L’intérêt de GDE est d’être richement pourvu en connecteurs pour une multitude de systèmes de stockage. Concernant l’accès aux données archivées sur des bandes, GDE utilise plus exactement des connecteurs S3 vers des solutions tierces de gestion des archives sur bandes, qui sont compatibles avec ce protocole. À date, Hammerspace a validé son connecteur sur les solutions de Grau Data, PoINT et QStar.
Concernant l’accès distant vers des baies de SSD NVMe, GDE se connecte à la solution de Vcinity qui permet de faire circuler du NVMe/TCP (mode bloc) via une connexion Internet, à 90 % de la bande passante maximale de la fibre utilisée. Plus exactement, Vcinity se présente à chaque extrémité de la connexion Internet comme un NAS, ce qui simplifie son intégration dans GDE.
Précisons que le NAS local est un serveur Linux sur lequel s’installe GDE. Et c’est GDE qui s’occupe de partager les fichiers, via les protocoles NFS 4.2 ou 3.0, selon ce que supportent les machines du même réseau local. GDE apporte aussi des fonctions de haut niveau : il peut dresser des diagnostics, monitorer les accès, sauvegarder par snapshots et par réplication, compresser, dédupliquer, chiffrer. Et tout cela via une console d’administration web.
Et maintenant un fonctionnement pour les supercalculateurs de l’IA
En pNFS, le fonctionnement est différent. Ici, les serveurs NAS ne partagent que des métadonnées sur le réseau TCP/IP. C’est-à-dire la liste des fichiers contenus sur leurs disques, ainsi que les numéros de blocs que chacun utilise – ou qu’ils vont devoir utiliser – dans le cas d’une écriture.
Lorsqu’une machine souhaite lire ou écrire un fichier, elle obtient du serveur le plus proche une liste de numéros de blocs.
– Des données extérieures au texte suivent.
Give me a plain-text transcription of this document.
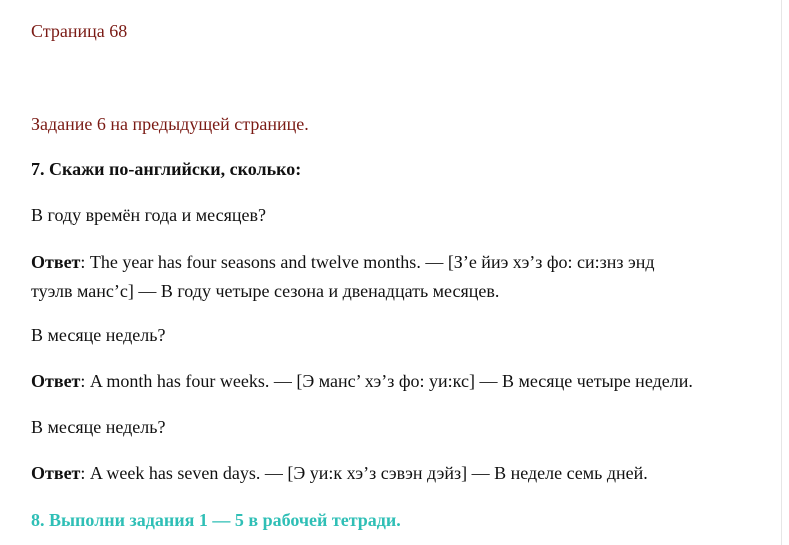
Страница 68
Задание 6 на предыдущей странице.
7. Скажи по-английски, сколько:
В году времён года и месяцев?
Ответ: The year has four seasons and twelve months. — [З’е йиэ хэ’з фо: си:знз энд
туэлв манс’с] — В году четыре сезона и двенадцать месяцев.
В месяце недель?
Ответ: A month has four weeks. — [Э манс’ хэ’з фо: уи:кс] — В месяце четыре недели.
В месяце недель?
Ответ: A week has seven days. — [Э уи:к хэ’з сэвэн дэйз] — В неделе семь дней.
8. Выполни задания 1 — 5 в рабочей тетради.
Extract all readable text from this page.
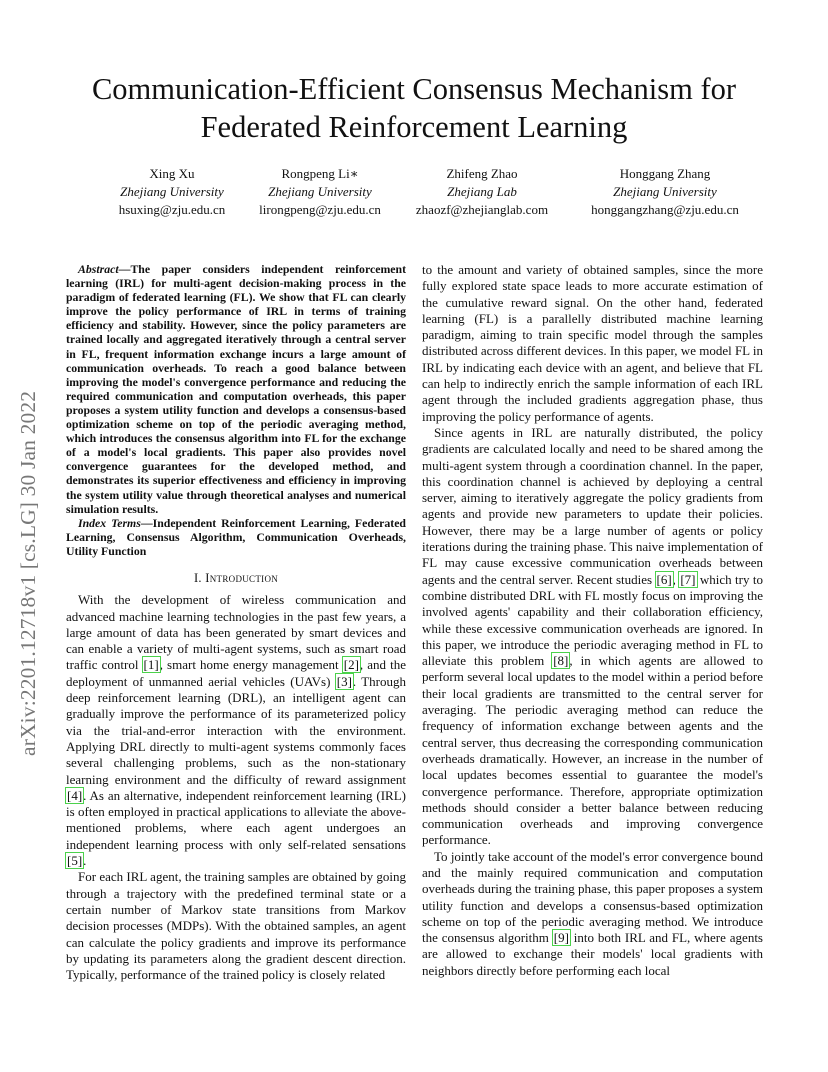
arXiv:2201.12718v1 [cs.LG] 30 Jan 2022
Communication-Efficient Consensus Mechanism for
Federated Reinforcement Learning
Xing Xu
Zhejiang University
hsuxing@zju.edu.cn
Rongpeng Li∗
Zhejiang University
lirongpeng@zju.edu.cn
Zhifeng Zhao
Zhejiang Lab
zhaozf@zhejianglab.com
Honggang Zhang
Zhejiang University
honggangzhang@zju.edu.cn

Abstract—The paper considers independent reinforcement learning (IRL) for multi-agent decision-making process in the paradigm of federated learning (FL). We show that FL can clearly improve the policy performance of IRL in terms of training efficiency and stability. However, since the policy parameters are trained locally and aggregated iteratively through a central server in FL, frequent information exchange incurs a large amount of communication overheads. To reach a good balance between improving the model's convergence performance and reducing the required communication and computation overheads, this paper proposes a system utility function and develops a consensus-based optimization scheme on top of the periodic averaging method, which introduces the consensus algorithm into FL for the exchange of a model's local gradients. This paper also provides novel convergence guarantees for the developed method, and demonstrates its superior effectiveness and efficiency in improving the system utility value through theoretical analyses and numerical simulation results.

Index Terms—Independent Reinforcement Learning, Federated Learning, Consensus Algorithm, Communication Overheads, Utility Function

I. Introduction

With the development of wireless communication and advanced machine learning technologies in the past few years, a large amount of data has been generated by smart devices and can enable a variety of multi-agent systems, such as smart road traffic control [1], smart home energy management [2], and the deployment of unmanned aerial vehicles (UAVs) [3]. Through deep reinforcement learning (DRL), an intelligent agent can gradually improve the performance of its parameterized policy via the trial-and-error interaction with the environment. Applying DRL directly to multi-agent systems commonly faces several challenging problems, such as the non-stationary learning environment and the difficulty of reward assignment [4]. As an alternative, independent reinforcement learning (IRL) is often employed in practical applications to alleviate the above-mentioned problems, where each agent undergoes an independent learning process with only self-related sensations [5].

For each IRL agent, the training samples are obtained by going through a trajectory with the predefined terminal state or a certain number of Markov state transitions from Markov decision processes (MDPs). With the obtained samples, an agent can calculate the policy gradients and improve its performance by updating its parameters along the gradient descent direction. Typically, performance of the trained policy is closely related

to the amount and variety of obtained samples, since the more fully explored state space leads to more accurate estimation of the cumulative reward signal. On the other hand, federated learning (FL) is a parallelly distributed machine learning paradigm, aiming to train specific model through the samples distributed across different devices. In this paper, we model FL in IRL by indicating each device with an agent, and believe that FL can help to indirectly enrich the sample information of each IRL agent through the included gradients aggregation phase, thus improving the policy performance of agents.

Since agents in IRL are naturally distributed, the policy gradients are calculated locally and need to be shared among the multi-agent system through a coordination channel. In the paper, this coordination channel is achieved by deploying a central server, aiming to iteratively aggregate the policy gradients from agents and provide new parameters to update their policies. However, there may be a large number of agents or policy iterations during the training phase. This naive implementation of FL may cause excessive communication overheads between agents and the central server. Recent studies [6], [7] which try to combine distributed DRL with FL mostly focus on improving the involved agents' capability and their collaboration efficiency, while these excessive communication overheads are ignored. In this paper, we introduce the periodic averaging method in FL to alleviate this problem [8], in which agents are allowed to perform several local updates to the model within a period before their local gradients are transmitted to the central server for averaging. The periodic averaging method can reduce the frequency of information exchange between agents and the central server, thus decreasing the corresponding communication overheads dramatically. However, an increase in the number of local updates becomes essential to guarantee the model's convergence performance. Therefore, appropriate optimization methods should consider a better balance between reducing communication overheads and improving convergence performance.

To jointly take account of the model's error convergence bound and the mainly required communication and computation overheads during the training phase, this paper proposes a system utility function and develops a consensus-based optimization scheme on top of the periodic averaging method. We introduce the consensus algorithm [9] into both IRL and FL, where agents are allowed to exchange their models' local gradients with neighbors directly before performing each local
Puis elle télécharge directement les blocs listés, via un réseau secondaire (généralement de l’Infiniband en ce qui concerne les supercalculateurs, ou du RoCE plus récemment) vers les nœuds de stockage qui possèdent ces numéros de bloc.
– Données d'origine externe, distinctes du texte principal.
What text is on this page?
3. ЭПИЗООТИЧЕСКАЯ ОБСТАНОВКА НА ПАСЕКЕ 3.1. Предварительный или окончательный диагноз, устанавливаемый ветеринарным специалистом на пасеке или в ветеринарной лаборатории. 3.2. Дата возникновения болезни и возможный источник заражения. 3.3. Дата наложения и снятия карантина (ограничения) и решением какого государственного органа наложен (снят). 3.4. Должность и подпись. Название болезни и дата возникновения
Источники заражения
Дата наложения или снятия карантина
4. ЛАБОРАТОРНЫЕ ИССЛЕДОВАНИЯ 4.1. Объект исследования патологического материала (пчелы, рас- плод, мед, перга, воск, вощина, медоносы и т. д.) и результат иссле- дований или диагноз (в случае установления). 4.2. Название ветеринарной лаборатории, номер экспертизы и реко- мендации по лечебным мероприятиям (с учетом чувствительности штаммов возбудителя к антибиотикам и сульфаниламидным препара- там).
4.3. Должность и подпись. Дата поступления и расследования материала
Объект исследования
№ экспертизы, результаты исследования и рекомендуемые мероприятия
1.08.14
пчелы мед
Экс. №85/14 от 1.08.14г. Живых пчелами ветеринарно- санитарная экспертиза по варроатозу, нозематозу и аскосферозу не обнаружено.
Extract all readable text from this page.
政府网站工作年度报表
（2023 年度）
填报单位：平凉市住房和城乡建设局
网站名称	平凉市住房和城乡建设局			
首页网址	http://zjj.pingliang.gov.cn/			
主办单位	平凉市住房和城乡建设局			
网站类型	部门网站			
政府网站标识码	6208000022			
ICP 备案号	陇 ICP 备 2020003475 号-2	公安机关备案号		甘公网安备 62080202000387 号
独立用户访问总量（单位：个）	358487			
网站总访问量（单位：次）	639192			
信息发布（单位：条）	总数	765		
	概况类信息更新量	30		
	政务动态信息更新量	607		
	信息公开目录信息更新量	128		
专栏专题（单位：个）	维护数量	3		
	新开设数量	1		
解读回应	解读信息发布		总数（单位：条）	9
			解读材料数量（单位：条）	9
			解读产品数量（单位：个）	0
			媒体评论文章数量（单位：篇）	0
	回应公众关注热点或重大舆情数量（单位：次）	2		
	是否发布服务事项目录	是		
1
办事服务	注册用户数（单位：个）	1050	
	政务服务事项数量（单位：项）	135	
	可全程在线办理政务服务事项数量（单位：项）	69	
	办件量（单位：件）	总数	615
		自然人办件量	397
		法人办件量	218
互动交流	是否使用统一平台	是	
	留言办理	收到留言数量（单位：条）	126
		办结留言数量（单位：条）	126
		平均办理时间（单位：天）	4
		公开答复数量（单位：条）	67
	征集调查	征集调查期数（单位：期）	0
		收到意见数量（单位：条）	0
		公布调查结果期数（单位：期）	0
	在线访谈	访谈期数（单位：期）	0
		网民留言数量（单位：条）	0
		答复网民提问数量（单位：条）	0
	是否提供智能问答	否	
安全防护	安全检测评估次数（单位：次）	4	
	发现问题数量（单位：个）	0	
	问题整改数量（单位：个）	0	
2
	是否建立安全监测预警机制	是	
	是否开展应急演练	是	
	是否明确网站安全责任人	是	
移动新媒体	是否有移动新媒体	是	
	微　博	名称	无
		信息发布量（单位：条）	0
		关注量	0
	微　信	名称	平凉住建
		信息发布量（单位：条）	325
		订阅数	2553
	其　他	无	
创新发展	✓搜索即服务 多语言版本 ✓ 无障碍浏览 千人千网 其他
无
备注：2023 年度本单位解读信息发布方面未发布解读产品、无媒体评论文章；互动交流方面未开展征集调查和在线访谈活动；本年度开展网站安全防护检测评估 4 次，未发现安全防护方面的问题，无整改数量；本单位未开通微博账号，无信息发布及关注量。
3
David FlynnPDG, Hammerspace
Cette architecture évite que le NAS soit un goulet d’étranglement pour les lectures/écritures, car les blocs sont répartis sur plusieurs serveurs de stockage qui partagent un accès en mode bloc (protocoles SCSI, NVMe-over-Fabric...) avec toutes les machines du réseau.
Dans ce second scénario d’usage, GDE – ou plutôt Hyperscale NAS – est installé sur chacun des serveurs de métadonnées et, comme précédemment, il y présente des fichiers qui sont physiquement stockés ailleurs.
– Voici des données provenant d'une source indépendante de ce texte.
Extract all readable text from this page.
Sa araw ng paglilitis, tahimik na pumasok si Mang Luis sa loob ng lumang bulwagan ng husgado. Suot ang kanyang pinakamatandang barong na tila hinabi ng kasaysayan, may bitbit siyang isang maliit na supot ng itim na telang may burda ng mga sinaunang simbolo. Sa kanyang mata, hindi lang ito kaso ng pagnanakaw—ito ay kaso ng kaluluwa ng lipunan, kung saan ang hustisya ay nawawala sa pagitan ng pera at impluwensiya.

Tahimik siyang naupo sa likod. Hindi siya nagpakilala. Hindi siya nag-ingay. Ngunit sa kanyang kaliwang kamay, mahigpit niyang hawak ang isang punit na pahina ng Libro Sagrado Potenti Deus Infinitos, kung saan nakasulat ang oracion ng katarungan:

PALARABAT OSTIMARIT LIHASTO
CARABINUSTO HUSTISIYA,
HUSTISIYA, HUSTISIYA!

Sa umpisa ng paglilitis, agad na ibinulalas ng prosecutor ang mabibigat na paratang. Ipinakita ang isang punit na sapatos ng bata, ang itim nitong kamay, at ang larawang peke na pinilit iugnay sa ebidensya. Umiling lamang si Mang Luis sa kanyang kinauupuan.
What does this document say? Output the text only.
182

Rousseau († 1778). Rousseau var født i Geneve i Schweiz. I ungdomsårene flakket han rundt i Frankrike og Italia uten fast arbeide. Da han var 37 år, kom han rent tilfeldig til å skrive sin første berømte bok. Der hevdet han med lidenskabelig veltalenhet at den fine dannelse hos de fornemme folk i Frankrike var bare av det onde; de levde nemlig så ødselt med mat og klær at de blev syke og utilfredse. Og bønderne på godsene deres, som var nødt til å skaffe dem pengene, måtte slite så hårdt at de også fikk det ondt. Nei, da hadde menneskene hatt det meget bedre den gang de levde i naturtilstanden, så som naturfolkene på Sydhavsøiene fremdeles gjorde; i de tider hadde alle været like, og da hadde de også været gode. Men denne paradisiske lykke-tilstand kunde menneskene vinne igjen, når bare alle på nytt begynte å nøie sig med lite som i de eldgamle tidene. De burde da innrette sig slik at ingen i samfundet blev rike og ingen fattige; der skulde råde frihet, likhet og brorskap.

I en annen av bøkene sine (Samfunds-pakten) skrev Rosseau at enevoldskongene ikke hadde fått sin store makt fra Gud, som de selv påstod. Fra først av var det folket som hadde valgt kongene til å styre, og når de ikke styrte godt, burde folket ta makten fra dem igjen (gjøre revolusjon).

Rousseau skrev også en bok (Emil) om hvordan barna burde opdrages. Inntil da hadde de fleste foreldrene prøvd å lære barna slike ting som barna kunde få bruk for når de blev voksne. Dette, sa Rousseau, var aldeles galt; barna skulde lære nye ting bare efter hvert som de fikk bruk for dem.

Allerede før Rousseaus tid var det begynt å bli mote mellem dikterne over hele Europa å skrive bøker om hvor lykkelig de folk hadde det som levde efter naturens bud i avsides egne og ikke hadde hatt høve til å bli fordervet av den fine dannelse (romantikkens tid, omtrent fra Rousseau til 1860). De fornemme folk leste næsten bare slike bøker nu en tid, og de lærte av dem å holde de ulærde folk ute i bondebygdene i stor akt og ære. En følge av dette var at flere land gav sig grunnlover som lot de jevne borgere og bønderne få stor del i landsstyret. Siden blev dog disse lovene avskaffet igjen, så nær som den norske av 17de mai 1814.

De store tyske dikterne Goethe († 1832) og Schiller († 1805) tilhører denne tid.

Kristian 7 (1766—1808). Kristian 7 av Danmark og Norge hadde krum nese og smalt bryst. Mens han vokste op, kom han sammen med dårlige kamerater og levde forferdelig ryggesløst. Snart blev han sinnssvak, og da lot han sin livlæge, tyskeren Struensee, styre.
« Le bénéfice est que vous n’avez plus besoin de migrer toutes vos données sur des serveurs pNFS qui coûtent cher [à cause de la connexion Infiniband, N.D.R.], vous pouvez vous en servir pour entraîner votre modèle d’IA en les laissant sur vos NAS d’origine », explique David Flynn à grand renfort de schémas fléchés sur un tableau blanc.
À ce stade, il faudra attendre les déploiements pour constater si la récupération en amont, de fichiers depuis des NAS génériques, pénalise le haut débit d’une connexion GPUDirect Storage de Nvidia en aval. LeMagIT croit comprendre qu’un tel type de déploiement ne fonctionnerait de manière acceptable qu’avec des NAS rapides situés dans le même datacenter que les GPU Nvidia, vraisemblablement des Isilon ou des Qumulo sur un réseau Ethernet en 25, 40 ou 100 Gbit/s. Courant février, Cisco prétendait que ses infrastructures Ethernet pouvaient rivaliser de vitesse avec l’Infiniband.
Seul l’entraînement d’un modèle – ou le machine learning, d’une manière plus générale – a besoin du protocole hyper rapide GPUDirect Storage. L’inférence, qui consiste à compléter l’entraînement d’un modèle avec un jeu de données local, ou, encore mieux, le RAG, qui consiste à insérer les données locales dans l’analyse d’un chatbot au moment du prompt, se contente d’un débit plus classique. Ces deux dernières approches pourraient être compatibles avec la récupération de fichiers depuis des bandes ou depuis un site distant.